From July 1942 to August 1944, Kugler aided his colleagues Miep Gies, Johannes Kleiman and Bep Voskuijl in the concealment of eight people, including Anne Frank, in a sealed-off annex in their office premises on Amsterdam's Prinsengracht.

In late 1943 Kugler was summoned to the local headquarters of the Nazi Party in his hometown of Hilversum, on the same night that the hiders on Prinsengracht were alarmed by an insistent ringing of the front doorbell. Kugler had apparently ignored the first summons, as the existence of a second summons demonstrates. It is not known why he was summoned or what was discussed.

He was arrested by the Gestapo on 4 August 1944, by the Austrian Nazi Karl Silberbauer, after they raided the Opekta building looking for people in hiding.

Kugler was interrogated at the Gestapo headquarters on the Euterpestraat, then transferred the same day to a prison for Jews and "political prisoners" awaiting deportation on the Amstelveenseweg. On 7 September, he was moved to the prison on Weteringschans, in a cell with people sentenced to death. This was followed, four days later on 11 September, by a transport to a concentration camp in Amersfoort, in the province of Utrecht, where he was selected for transport to Germany. On 17 September, the Amersfoort train station was destroyed in a bombing (Arnhem Air Raid) and on 26 September, he and around 1100 other men were taken to Zwolle for forced labour, digging anti-tank trenches.
Kugler was moved again on 30 December 1944, to Wageningen for forced labour digging under the German S.A. (Brownshirts or Storm Troopers) until late March 1945, when some 600 prisoners were marched from Wageningen through Renkum, Heelsum, Oosterbeek, Arnhem, and Westervoort, to Zevenaar with the intention of going on to Germany the following day. There was a bombing raid during the march and Kugler took advantage of the confusion to escape. He was hidden by a farmer for a few days, borrowed a bicycle and made his way back to Hilversum, where he lived, and which he reached in April 1945. He hid there in his own house until the liberation of the Netherlands on 5 May 1945.

His wife, Laura Kugler, died on 6 December 1952 and three years later he married Loes (Lucy) van Langen.

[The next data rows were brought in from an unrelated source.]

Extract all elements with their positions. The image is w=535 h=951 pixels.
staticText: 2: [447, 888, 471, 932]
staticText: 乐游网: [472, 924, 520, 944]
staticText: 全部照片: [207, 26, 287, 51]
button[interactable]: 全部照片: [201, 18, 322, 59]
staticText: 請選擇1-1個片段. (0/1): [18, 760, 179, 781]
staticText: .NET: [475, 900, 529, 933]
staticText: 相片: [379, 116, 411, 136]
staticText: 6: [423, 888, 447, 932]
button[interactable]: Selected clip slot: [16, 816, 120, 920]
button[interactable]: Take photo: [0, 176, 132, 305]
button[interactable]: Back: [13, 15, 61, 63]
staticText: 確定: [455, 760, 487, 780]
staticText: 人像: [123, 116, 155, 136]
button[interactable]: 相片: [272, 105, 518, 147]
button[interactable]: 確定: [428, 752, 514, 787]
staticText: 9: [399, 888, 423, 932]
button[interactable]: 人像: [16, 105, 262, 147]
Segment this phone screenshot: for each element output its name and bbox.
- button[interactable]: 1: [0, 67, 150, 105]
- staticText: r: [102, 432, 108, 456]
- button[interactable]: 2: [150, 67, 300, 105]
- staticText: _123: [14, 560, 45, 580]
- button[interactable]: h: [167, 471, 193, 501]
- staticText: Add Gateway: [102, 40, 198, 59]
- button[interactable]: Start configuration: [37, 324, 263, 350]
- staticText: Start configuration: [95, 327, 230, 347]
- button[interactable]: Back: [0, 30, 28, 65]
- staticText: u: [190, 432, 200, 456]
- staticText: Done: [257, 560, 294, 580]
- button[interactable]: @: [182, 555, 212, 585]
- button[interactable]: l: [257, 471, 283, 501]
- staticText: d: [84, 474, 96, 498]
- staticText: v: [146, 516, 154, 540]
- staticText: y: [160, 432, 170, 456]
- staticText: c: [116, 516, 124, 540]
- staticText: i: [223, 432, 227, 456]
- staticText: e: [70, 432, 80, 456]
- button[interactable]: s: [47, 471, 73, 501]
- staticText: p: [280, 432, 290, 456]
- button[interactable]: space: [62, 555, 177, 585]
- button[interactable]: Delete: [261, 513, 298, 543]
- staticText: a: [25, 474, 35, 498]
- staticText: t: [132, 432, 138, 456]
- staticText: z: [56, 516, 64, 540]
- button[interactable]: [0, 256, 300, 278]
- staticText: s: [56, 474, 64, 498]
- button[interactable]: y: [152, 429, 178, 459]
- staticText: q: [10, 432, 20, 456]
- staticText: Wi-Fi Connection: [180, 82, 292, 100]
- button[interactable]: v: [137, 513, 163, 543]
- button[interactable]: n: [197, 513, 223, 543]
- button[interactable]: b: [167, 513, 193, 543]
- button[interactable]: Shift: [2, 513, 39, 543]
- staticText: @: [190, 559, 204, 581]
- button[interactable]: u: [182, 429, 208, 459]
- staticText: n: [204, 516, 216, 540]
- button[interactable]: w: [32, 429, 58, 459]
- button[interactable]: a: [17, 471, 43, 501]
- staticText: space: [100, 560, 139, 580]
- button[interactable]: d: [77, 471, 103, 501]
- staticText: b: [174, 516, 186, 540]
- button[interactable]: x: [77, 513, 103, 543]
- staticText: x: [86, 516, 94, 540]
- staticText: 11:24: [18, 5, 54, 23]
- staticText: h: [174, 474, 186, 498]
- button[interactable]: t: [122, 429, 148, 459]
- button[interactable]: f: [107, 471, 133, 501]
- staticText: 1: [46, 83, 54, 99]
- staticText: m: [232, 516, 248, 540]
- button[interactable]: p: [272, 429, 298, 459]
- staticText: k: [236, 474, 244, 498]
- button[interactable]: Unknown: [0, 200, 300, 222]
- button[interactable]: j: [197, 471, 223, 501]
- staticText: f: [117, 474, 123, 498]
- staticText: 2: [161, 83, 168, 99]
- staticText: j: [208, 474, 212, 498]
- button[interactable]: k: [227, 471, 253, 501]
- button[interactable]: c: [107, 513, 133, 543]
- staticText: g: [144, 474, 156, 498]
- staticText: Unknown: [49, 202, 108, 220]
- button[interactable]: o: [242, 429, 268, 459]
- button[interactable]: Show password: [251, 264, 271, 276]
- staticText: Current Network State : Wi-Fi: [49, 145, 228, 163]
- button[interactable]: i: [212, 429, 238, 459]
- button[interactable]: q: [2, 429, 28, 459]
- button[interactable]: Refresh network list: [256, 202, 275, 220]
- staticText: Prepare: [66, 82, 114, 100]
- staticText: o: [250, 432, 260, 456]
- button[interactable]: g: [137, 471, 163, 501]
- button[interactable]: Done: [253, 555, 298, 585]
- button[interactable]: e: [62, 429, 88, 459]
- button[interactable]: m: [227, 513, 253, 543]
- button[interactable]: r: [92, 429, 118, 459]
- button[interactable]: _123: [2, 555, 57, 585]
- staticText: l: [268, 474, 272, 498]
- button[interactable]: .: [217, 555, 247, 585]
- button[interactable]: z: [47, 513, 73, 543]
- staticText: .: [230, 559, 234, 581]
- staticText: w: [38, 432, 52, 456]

The couple moved to Canada, where Lucy's brother, sister and mother already lived. On 16 September 1958, Kugler appeared as a guest challenger on the American TV panel show To Tell The Truth.

In 1973, he received the Yad Vashem Medal of the Righteous among the Nations. In 1975 he received the Tel Aviv City Medalion and in 1977 the Canadian Anti-Defamation League awarded him the prestigious Nicholas and Hedy Munk Brotherhood award in recognition of his assistance in the hiding of the Frank and van Pels families, as well as Fritz Pfeffer.

He died at Etobicoke General Hospital in Toronto on 14 December 1981, and was buried at Sanctuary Park Cemetery in Etobicoke. In 2011 the Toronto Interfaith Group raised funds to place a marker for Kugler and his second wife.